Though Nelly Korda’s 62 stole the show on the second day of the Olympic Women’s Golf event, the team of two from Denmark conquered Kasumigaseki Country Club in their own way, soaring up the leaderboard. Nanna Koerstz Madsen, in her second Olympic Games, and Emily Pedersen, making her debut, burned up the course amid blazing temperatures as both vie for their first Olympic medals.
Koerstz Madsen got off to a hot start on her front nine, recording birdies on Nos. 3, 5, 6 and 7 and finishing off her run of solid play with an eagle on No. 8. A bogey before the turn set her back one, but she was able to post two more birdies on the closing nine to finish with a second-round 64. After three birdies, an eagle and two bogeys in her first 10 holes, Pedersen was able to bring it home with five birdies in the final eight holes. Together, the Danes jumped up into a tie for second with India’s Aditi Ashok at -9 overall.

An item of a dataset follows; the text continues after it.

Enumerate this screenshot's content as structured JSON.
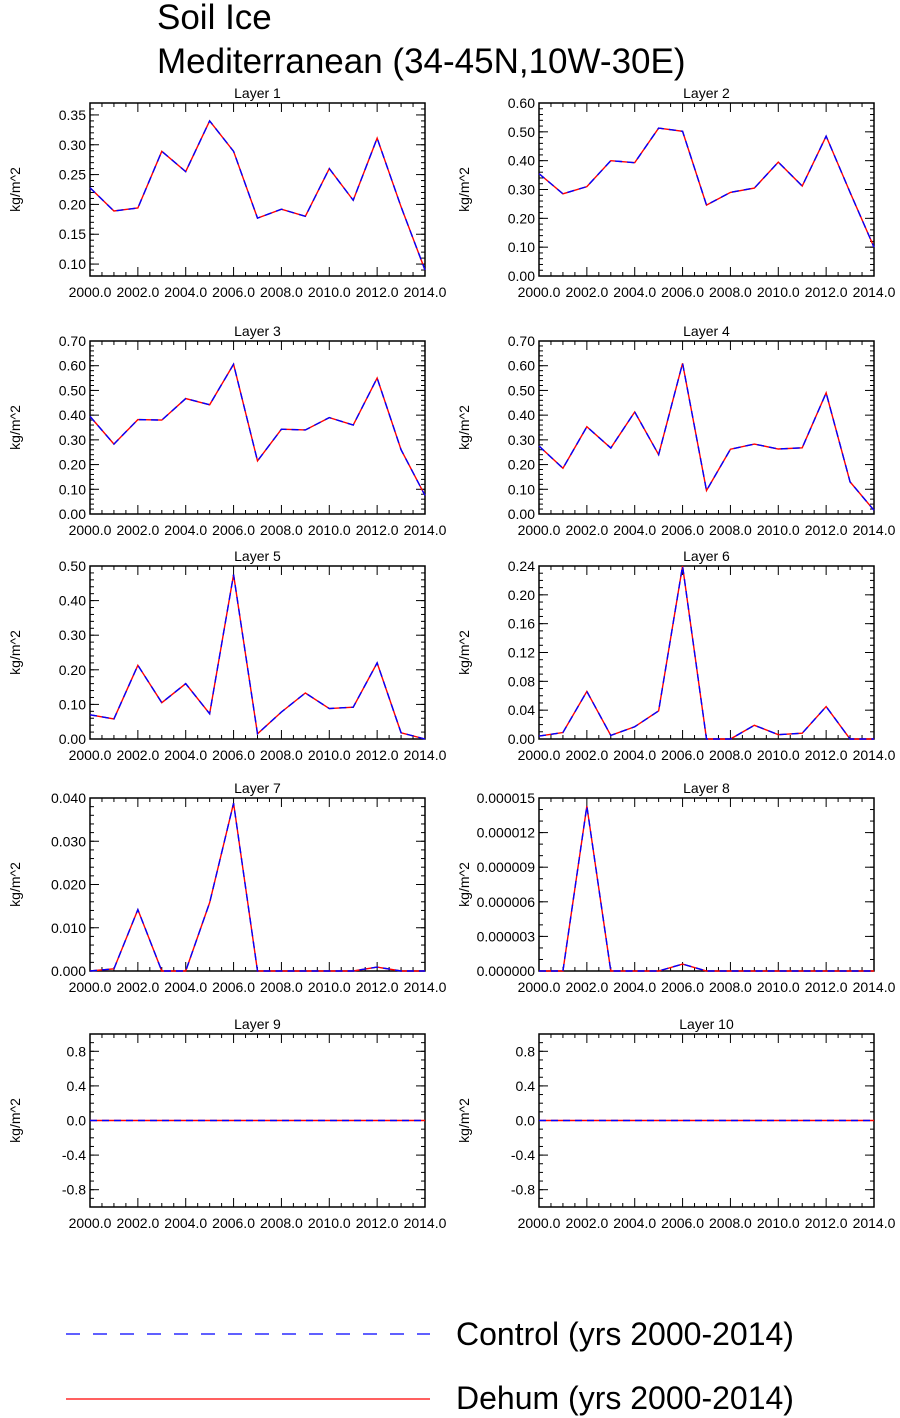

They’re only one of two teams with all members in the top 10, joining Australia with Hannah Green (8th) and Minjee Lee (T9). “I knew I had the game. I knew my putting was good if I just trusted it. So, it just all depends that it all adds up at once and it kind of did today,” said Koerstz Madsen, who finished T13 back at the 2016 Rio Olympics.
Though the two may not be the closest of friends, Koerstz Madsen and Pedersen were almost side-by-side coming up through the world of junior golf in Denmark to now representing their nation on one of the world’s biggest stages.
“We played junior golf together so we're from the same golf club, actually. Our parents live 500 meters from each other. So, we have grown up together and kind of followed each other all the way,” said Pedersen. “I think we have always pushed each other. Obviously, when you grow up, we started, I was 10 and Nanna was 12 when I started and we kind of always have been pushing each other, competing and I think that's one of the reasons we're both so good and it's been a good environment to grow up in, having someone to push you a lot.”
With tropical storms looming, the International Golf Federation has warned of a potential reduction to 54 holes, but all parties are keen on completing as a 72-hole competition. Koerstz Madsen said she wants to finish it out as a four-round event but knows Mother Nature is never to be messed with playing an outdoor sport.
Pedersen agreed. “If there's one thing I've learned, or I feel like with golf is that you can’t force it. But I just tried to do my best on every shot,” she said. “Obviously I knew that if you have three rounds to catch up four shots and two rounds to catch up four shots you want to kind of make a move. But I feel like you mentally have to be in a place where you give yourself a chance to do that and I feel like I was today.”